Minister Chidhakwa said this during the launch of the second edition of the Tour De Great Dyke held last week at the Great Dyke Investments in Darwendale.
“Let’s make the Tour De Great Dyke big just like other tours being done in the world. Encourage companies to support this so that it can be something big and we should invite people from other countries so that they also come and learn,” he said.
This year, 22 cyclists from different mines took part cycled a total distance of 445,1 kilometres from Darwendale to Zvishavane. Minister Chidhakwa also urged female cyclists to participate.
“This event is not for men only but women should also take part. I am hoping that in the years to come we will be seeing women cycling together with these men at the same time imparting knowledge on the Great Dyke,” he said.
Speaking at the same event, Sports and Recreation Minister Makhosini Hlongwane said there was no better way of raising awareness of the Great Dyke than to use the platform of sport which is a neutral junction for people in the country.
“We all converge around sports one way or another, it may not necessarily be cycling but we all converge around sport. It is important as a country to be aware of the environment, what the Great Dyke holds for us, the assets it has that we can use to the beneficiary of our country,” he said.
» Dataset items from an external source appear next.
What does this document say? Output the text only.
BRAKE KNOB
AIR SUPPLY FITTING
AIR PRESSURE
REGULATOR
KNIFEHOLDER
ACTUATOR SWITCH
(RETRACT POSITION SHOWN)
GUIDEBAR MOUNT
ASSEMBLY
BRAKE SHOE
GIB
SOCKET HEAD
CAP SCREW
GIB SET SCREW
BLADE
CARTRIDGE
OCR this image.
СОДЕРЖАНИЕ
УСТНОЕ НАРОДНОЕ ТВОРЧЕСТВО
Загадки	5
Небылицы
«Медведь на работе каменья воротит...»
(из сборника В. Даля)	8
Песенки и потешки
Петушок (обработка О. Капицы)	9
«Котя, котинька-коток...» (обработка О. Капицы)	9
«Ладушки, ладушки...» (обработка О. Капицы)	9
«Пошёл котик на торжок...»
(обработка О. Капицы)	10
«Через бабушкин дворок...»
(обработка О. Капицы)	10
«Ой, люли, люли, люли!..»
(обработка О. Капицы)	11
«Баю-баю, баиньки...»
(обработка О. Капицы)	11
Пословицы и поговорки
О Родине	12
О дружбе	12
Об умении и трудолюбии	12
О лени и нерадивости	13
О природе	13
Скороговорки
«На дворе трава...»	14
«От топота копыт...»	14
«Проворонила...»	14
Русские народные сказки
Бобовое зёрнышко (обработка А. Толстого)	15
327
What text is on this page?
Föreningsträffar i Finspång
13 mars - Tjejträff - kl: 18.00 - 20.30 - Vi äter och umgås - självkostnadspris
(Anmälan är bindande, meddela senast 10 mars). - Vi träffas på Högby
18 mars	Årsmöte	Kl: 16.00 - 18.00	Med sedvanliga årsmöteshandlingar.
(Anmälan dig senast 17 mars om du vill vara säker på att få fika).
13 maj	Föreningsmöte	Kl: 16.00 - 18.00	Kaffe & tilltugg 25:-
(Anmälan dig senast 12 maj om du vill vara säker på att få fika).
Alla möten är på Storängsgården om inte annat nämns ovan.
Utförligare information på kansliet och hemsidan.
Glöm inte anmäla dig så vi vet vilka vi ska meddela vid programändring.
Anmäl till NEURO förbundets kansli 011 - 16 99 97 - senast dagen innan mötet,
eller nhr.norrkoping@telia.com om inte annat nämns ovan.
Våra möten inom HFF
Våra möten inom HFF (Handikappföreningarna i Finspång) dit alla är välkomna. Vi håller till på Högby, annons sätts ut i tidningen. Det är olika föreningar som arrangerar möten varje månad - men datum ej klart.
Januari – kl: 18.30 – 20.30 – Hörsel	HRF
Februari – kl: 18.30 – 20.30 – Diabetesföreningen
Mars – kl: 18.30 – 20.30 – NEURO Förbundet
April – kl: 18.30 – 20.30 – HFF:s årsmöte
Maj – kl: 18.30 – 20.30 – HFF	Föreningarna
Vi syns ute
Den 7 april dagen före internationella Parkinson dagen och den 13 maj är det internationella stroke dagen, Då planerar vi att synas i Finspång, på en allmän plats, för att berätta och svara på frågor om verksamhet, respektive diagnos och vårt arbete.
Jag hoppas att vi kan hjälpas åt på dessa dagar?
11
“It is time we brought back in full force the Chambers (Zimbabwe Chamber of Mines) sport, the relationship between the two (sport and mining) cannot be over-emphasised. The mining industry is a dangerous environment, you need strong mental focus, that strong mental focus comes out of a recreated mindset, recreated body and that recreating comes from what we do in our portfolio,” he said.
YaFM chief executive officer, Mr Munyaradzi Hwengwere said the ignorance about the Great Dyke was very pervasive and as communicators they have a role to play in getting Zimbabweans to know about this resource.
“If at our level we don’t know much about the Great Dyke imagine the generality of Zimbabwe? Imagine we don’t know about what lies in the Great Dyke, what needs to be done to tap investments? As the media organisations we want to be partners with you in saying that story and we said let us do so in an accessible media using cycling with miners themselves cycling across the great dyke,” he said.